Summary. The paper claims that secure RAG is fundamentally about the security of the external knowledge-access pipeline. It establishes an operational boundary to separate inherent LLM flaws from RAG-introduced or RAG-amplified threats. The RAG workflow is abstracted into six stages and organized around three trust boundaries and four primary security surfaces (pre-retrieval knowledge corruption, retrieval-time access manipulation, downstream context exploitation, and knowledge exfiltration). Through a systematic review of attacks, defenses, remediation mechanisms, and evaluation benchmarks, the paper reveals that current defenses remain largely reactive and fragmented, and discusses future directions toward layered, boundary-aware protection across the knowledge-access lifecycle.

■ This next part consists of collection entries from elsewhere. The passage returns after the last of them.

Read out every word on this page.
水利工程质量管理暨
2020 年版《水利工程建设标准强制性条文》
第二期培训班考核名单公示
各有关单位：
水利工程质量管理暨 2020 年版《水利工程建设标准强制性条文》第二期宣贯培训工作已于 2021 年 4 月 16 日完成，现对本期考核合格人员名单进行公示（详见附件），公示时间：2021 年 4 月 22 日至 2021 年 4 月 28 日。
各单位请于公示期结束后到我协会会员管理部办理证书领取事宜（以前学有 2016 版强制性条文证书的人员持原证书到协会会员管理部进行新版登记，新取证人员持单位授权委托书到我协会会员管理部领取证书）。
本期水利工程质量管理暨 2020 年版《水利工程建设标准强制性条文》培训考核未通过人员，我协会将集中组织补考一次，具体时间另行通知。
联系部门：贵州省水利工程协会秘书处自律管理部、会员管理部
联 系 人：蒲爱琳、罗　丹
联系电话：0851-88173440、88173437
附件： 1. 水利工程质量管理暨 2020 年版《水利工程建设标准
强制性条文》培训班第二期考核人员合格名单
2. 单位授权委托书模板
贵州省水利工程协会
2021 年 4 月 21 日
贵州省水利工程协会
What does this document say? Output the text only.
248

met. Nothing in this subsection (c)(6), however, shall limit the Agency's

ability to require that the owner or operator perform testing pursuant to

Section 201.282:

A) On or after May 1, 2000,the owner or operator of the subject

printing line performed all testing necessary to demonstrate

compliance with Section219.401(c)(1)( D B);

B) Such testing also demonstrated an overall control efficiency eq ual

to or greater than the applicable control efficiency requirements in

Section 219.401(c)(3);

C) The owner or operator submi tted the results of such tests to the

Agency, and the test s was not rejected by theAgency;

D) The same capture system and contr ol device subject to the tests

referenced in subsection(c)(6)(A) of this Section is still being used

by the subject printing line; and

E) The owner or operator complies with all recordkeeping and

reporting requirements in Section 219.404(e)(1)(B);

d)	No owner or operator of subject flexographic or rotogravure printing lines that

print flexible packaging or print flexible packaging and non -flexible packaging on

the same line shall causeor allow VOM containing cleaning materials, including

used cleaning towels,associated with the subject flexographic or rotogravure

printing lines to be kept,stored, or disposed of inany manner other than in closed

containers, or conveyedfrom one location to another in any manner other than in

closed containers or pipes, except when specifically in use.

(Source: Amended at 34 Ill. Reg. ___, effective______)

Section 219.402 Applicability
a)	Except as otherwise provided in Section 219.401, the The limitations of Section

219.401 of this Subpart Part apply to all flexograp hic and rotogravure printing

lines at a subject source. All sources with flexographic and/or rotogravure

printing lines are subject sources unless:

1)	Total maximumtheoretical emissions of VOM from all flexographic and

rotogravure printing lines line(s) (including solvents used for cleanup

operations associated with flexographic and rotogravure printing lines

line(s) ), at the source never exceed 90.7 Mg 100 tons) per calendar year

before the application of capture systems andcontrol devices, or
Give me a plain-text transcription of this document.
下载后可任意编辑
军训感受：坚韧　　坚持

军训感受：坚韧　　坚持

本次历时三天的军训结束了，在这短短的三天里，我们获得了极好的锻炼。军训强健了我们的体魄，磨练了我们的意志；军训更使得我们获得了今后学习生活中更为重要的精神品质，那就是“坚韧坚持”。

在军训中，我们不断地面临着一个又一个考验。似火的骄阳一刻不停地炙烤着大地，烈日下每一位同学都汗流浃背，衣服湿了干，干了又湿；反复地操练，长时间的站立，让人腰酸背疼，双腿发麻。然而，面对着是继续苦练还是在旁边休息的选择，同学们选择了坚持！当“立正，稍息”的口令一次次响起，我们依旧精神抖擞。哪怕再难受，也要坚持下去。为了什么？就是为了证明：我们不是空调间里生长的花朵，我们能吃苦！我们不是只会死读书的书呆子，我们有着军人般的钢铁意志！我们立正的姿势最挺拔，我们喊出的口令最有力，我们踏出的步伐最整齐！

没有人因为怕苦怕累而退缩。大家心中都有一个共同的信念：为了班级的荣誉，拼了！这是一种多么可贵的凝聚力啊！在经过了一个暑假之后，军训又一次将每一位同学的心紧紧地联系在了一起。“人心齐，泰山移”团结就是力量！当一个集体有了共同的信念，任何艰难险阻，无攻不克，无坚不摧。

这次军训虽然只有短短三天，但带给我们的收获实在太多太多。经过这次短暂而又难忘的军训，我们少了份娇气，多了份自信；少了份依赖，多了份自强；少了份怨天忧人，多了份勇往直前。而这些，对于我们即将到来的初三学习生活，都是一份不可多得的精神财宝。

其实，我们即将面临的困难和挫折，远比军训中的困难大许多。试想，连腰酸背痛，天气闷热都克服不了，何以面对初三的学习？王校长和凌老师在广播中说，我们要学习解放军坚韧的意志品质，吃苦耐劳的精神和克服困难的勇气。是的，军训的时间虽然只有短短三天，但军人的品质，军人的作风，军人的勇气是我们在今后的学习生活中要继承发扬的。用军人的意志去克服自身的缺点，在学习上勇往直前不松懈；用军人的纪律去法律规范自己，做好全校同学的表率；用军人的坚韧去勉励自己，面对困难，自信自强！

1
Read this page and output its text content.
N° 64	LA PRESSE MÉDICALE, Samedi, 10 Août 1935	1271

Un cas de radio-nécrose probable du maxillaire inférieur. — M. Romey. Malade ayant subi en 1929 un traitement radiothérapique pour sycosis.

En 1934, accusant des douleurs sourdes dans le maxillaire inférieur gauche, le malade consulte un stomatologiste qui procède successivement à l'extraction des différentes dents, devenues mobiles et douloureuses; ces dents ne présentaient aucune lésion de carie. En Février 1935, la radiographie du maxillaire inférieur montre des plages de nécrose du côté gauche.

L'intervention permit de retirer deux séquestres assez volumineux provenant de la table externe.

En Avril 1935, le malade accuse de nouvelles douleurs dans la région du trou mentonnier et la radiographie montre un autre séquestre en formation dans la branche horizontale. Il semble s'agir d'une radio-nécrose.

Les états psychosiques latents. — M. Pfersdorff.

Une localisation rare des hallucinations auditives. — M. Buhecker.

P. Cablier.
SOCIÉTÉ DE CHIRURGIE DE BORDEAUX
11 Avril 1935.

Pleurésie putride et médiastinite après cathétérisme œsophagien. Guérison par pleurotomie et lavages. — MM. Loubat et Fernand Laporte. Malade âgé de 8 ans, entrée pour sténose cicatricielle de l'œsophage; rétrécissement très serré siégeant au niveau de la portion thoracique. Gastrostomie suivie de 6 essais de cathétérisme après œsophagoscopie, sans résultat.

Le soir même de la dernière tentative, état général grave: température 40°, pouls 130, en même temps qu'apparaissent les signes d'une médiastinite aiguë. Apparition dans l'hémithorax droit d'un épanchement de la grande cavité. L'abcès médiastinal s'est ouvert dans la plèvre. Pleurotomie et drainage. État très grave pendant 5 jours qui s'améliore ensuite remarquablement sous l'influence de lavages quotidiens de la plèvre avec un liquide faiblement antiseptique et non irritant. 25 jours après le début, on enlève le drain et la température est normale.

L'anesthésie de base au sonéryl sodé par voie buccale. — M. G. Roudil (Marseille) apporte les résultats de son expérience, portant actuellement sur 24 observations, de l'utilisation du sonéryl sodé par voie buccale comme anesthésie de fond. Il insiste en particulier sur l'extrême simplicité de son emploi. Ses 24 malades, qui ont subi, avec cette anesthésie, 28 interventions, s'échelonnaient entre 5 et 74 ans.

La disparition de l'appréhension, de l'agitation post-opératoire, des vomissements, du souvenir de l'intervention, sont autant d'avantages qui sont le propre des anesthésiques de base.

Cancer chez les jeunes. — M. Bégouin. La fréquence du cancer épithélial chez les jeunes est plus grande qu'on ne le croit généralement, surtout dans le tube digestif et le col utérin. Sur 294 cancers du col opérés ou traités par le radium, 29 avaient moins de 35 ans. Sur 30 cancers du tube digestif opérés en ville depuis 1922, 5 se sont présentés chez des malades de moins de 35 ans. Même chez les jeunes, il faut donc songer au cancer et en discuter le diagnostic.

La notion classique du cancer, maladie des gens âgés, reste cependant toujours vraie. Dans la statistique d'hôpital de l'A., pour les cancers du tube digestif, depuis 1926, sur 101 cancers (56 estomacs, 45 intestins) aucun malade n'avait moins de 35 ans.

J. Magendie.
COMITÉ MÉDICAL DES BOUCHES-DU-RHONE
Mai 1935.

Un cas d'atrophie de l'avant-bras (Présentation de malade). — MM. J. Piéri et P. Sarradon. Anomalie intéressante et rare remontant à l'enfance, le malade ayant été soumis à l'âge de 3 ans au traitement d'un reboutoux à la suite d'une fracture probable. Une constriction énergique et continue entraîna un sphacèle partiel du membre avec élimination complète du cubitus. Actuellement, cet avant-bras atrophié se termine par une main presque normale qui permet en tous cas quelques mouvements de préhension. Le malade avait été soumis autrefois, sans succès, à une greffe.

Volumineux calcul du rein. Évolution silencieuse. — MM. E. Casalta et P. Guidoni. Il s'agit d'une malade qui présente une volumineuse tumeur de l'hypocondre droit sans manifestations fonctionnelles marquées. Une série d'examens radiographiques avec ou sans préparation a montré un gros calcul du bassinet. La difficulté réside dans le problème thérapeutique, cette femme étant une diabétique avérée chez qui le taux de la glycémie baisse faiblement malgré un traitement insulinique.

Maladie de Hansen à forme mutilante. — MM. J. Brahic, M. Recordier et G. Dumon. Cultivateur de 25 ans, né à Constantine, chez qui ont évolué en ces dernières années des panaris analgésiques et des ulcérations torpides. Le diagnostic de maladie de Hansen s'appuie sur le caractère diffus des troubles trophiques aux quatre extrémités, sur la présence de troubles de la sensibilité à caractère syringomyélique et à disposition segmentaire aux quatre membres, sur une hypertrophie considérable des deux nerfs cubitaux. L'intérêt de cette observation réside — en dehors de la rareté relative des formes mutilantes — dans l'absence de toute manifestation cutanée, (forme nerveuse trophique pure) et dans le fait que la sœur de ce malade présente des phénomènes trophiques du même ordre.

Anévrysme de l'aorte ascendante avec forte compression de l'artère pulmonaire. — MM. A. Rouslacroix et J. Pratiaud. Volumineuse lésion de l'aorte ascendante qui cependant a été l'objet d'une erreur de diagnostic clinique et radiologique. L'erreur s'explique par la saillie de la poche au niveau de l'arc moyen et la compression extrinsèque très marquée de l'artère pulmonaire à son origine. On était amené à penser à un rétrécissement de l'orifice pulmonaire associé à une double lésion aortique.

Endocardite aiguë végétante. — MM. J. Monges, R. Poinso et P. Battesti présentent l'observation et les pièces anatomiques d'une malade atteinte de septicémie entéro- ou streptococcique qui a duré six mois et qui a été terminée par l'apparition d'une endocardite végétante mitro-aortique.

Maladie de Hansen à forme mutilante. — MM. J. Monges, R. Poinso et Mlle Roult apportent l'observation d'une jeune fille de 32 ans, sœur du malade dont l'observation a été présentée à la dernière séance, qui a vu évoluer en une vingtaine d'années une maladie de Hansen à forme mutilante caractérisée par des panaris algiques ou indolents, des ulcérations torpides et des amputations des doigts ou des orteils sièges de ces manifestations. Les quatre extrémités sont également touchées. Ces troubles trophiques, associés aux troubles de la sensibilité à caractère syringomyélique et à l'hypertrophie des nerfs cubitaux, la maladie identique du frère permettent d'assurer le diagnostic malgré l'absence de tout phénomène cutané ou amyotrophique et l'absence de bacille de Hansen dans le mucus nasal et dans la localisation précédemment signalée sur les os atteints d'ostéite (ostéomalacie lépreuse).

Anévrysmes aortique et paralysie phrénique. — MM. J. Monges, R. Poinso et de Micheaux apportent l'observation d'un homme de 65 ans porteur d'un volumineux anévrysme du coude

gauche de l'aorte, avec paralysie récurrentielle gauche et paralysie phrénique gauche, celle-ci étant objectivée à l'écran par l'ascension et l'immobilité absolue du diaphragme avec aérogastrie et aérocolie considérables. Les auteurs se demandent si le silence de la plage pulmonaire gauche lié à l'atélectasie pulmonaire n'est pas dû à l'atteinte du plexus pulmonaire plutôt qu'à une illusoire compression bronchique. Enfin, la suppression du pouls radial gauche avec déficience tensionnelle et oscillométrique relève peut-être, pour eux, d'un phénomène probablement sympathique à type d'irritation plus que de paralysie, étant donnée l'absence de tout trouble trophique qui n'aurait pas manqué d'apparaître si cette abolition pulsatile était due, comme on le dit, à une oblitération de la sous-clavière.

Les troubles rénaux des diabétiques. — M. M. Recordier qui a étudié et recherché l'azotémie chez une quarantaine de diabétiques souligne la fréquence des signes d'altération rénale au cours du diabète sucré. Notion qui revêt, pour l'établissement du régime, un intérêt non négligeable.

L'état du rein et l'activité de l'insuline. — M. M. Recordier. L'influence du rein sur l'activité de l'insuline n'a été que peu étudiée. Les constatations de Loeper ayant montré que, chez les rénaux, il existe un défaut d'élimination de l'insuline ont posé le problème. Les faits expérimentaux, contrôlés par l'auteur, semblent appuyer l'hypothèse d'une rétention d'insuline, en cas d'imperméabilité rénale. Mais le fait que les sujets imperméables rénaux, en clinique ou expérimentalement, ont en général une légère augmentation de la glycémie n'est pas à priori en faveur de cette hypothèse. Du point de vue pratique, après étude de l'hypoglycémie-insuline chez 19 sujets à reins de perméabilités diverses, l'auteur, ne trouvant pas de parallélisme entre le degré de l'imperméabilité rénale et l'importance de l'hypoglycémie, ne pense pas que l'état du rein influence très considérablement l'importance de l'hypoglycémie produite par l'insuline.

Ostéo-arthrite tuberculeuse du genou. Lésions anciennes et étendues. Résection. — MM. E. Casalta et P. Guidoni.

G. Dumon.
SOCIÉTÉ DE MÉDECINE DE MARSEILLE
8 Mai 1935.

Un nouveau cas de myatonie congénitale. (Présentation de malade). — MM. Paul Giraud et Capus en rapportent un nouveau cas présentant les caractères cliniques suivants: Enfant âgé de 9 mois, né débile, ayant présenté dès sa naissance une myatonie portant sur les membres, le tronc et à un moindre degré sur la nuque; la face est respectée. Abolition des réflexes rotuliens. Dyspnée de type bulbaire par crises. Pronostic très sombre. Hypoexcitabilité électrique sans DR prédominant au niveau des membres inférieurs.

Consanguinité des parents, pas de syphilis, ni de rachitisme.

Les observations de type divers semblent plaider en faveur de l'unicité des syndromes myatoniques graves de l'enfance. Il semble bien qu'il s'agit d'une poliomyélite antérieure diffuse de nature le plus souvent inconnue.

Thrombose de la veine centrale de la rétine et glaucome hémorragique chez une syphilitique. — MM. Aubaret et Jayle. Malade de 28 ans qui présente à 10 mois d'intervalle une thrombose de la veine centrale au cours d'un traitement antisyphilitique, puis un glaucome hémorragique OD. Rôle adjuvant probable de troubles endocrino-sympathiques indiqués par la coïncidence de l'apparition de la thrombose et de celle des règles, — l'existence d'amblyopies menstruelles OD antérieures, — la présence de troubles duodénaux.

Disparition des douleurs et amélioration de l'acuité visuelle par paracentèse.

Significance. If the taxonomy comprehensively captures RAG-specific threats without substantial overlap or omission, the work supplies a useful organizing framework that clarifies the distinction between LLM-inherent and RAG-specific risks. This separation can help focus future security efforts on the external knowledge pipeline. The survey of attacks, defenses, and benchmarks, together with the identification of reactive and fragmented defenses, could usefully guide research toward more integrated, boundary-aware protections. The paper's conceptual contribution is its operational boundary and staged workflow abstraction.

major comments (2)

[RAG workflow abstraction and trust boundaries section] The section describing the RAG workflow abstraction into six stages and the organization under three trust boundaries and four security surfaces: the paper does not articulate explicit inclusion criteria or a repeatable derivation process for these categories, which is load-bearing for the central claim that the taxonomy separates RAG-introduced threats from LLM flaws without significant omission or overlap.
[Survey of defenses section] The section surveying defenses and remediation mechanisms: the claim that defenses 'remain largely reactive and fragmented' is central to the call for future directions, yet it rests on a qualitative synthesis without stated criteria for classifying a defense as reactive versus proactive or for quantifying fragmentation (e.g., no enumeration of defense types or overlap metrics).

minor comments (3)

[Abstract] The abstract states that the literature is 'systematically reviewed' but does not indicate the search terms, databases, or date range used; adding this information would allow readers to assess coverage.
[Introduction and taxonomy sections] The terms 'trust boundaries' and 'security surfaces' are used throughout without an initial consolidated definition or glossary; a brief formal definition at first use would improve accessibility.
[Future directions section] The future-directions discussion lists high-level recommendations but does not map them back to specific security surfaces or stages; adding such a mapping would strengthen the link to the proposed taxonomy.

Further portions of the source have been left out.